In early February, before the invasion began, street protests around the world began and initial economic sanctions were placed on Russia, demanding no war with Ukraine. In the week-plus since the invasion commenced, Western nations increased the economic sanctions on Russia and Putin's circle of plutocratics, although they do not appear to be willing to boycott Russian natural gas and oil at this point. Ukraine has requested increased weapon supplies, the direct involvement of NATO militaries, and the establishment of a no-fly zone, but Western leaders fear anything other than providing weaponry could lead to a wider world war. NATO countries are increasing weapons supplies to Ukraine, but have declared that they will not directly fight themselves because Ukraine is not a member of NATO. Massive protests against the war have happened in European capital cities.

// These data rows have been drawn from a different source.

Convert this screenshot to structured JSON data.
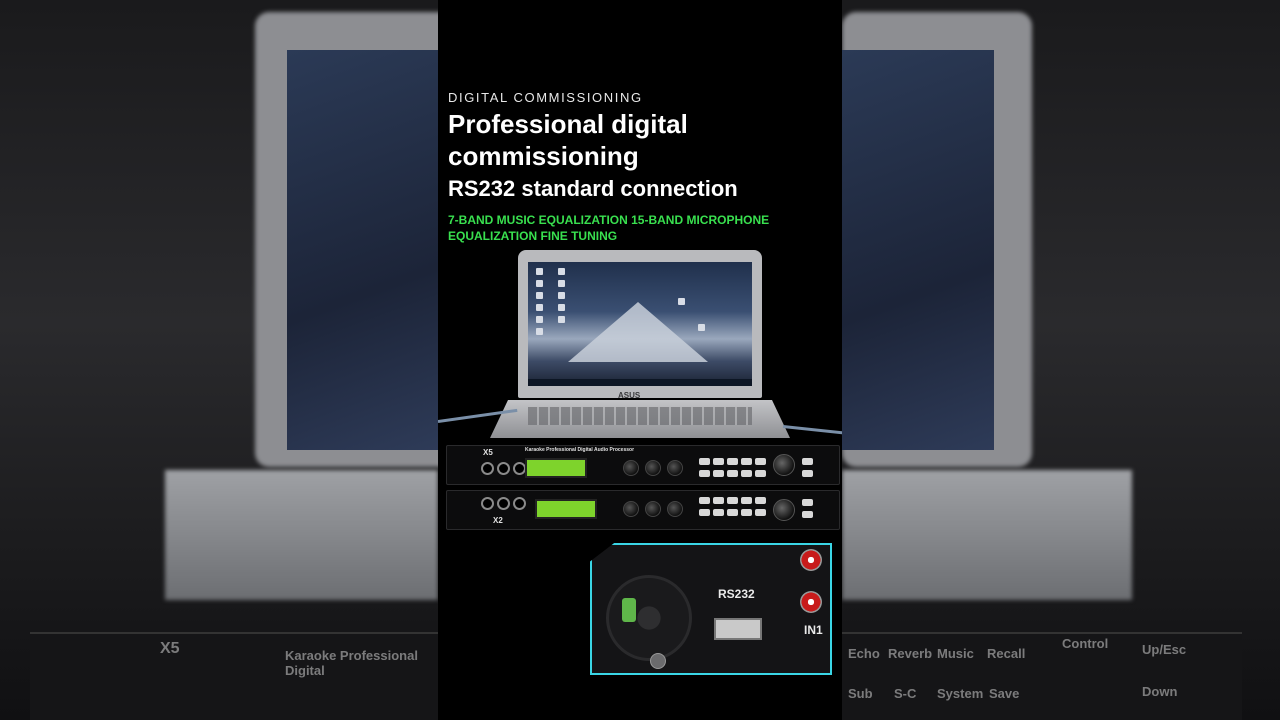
{
  "text": {
    "kicker": "DIGITAL COMMISSIONING",
    "headline": "Professional digital commissioning",
    "subheadline": "RS232 standard connection",
    "feature_line": "7-BAND MUSIC EQUALIZATION 15-BAND MICROPHONE EQUALIZATION FINE TUNING"
  },
  "laptop": {
    "brand": "ASUS"
  },
  "devices": {
    "unit_top_model": "X5",
    "unit_top_title": "Karaoke Professional Digital Audio Processor",
    "unit_bottom_model": "X2"
  },
  "inset": {
    "port_label": "RS232",
    "input_label": "IN1"
  },
  "background_labels": {
    "model": "X5",
    "title": "Karaoke Professional Digital",
    "buttons": [
      "Echo",
      "Reverb",
      "Music",
      "Recall",
      "Sub",
      "S-C",
      "System",
      "Save"
    ],
    "control": "Control",
    "up_esc": "Up/Esc",
    "down": "Down"
  },
  "colors": {
    "feature_text": "#39e04f",
    "inset_border": "#3ad6e6",
    "lcd": "#7ed32c"
  }
}
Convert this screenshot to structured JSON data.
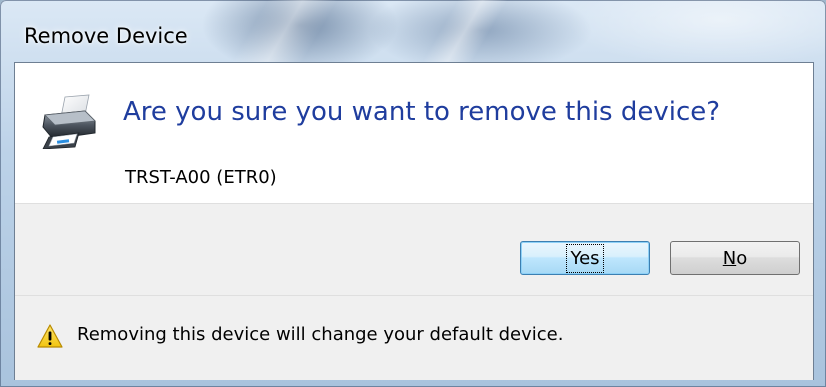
{
  "window": {
    "title": "Remove Device"
  },
  "dialog": {
    "question": "Are you sure you want to remove this device?",
    "device_name": "TRST-A00 (ETR0)",
    "device_icon": "printer-icon"
  },
  "buttons": {
    "yes": {
      "label": "Yes",
      "mnemonic": "",
      "rest": "Yes",
      "is_default": true
    },
    "no": {
      "mnemonic": "N",
      "rest": "o"
    }
  },
  "footer": {
    "icon": "warning-icon",
    "message": "Removing this device will change your default device."
  },
  "colors": {
    "question_text": "#1f3d9e",
    "default_button_border": "#3c7fb1",
    "warning_yellow": "#f7d21e"
  }
}
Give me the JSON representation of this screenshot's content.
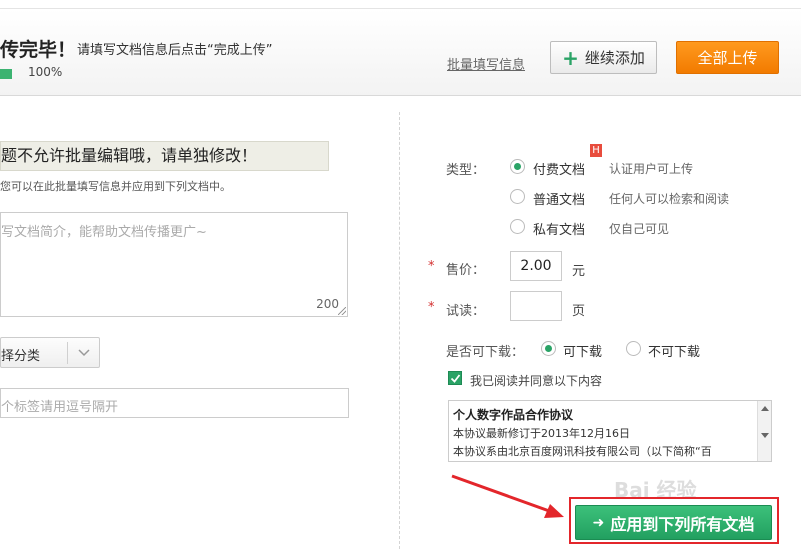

Bay Area Ukrainians and those in solidarity with them protested in San Francisco on February 26 and 28. Many of them agree with Zelenskyy's calls for maximal NATO involvement. On Sunday, March 6, Code Pink and other anti-war organizations have called for a Global Day of Action to protest the invasion, while also pointing to NATO expansion on Russia's border as having contributed to the crisis. Clearly, the complicated politics of the invasion have exposed rifts across the political spectrum and led to some otherwise odd alliances. A growing number of Democrats and Republicans are pushing for a ban on Russian oil and gas, which is widely anticipated to hurt the U.S. economy, not something politicians usually do ahead of midterm elections. A wide swath of Trump's base cheers on Russia, while some U.S. communists, derisively called "tankies," likewise support Russian objectives, or at least want a hands-off approach for NATO nations. Anti-imperialists of all stripes are split between traditional opposition to U.S. military aggression abroad and supporting the right of Ukraine to defend itself from Russian imperial ambitions, which for some includes Western weaponry. Anti-fascists are torn between sympathy to Ukraine's fight against being consumed by the Russian autocracy and revulsion at the level of support for neo-nazis and fascists within Ukraine. Many wonder where the worldwide outrage has been for those in Palestine, Yemen, Iraq, and other war zones relentlessly oppressed and attacked by greater military forces, as well as appalled that numerous non-European residents of Ukraine have been denied passage out of the country while a million Ukrainians have already been allowed to flee as refugees to Poland and Romania. Regardless of the overlapping and opposing interests of the rest of the world, Ukrainians are fighting for their independence and the Russian military continues to smashes through a growing number of cities. Russia is expected to be able to take all of Ukraine if it persists. As the danger of a wider war looms, no one is sure how it can be stopped or where exactly it all ends.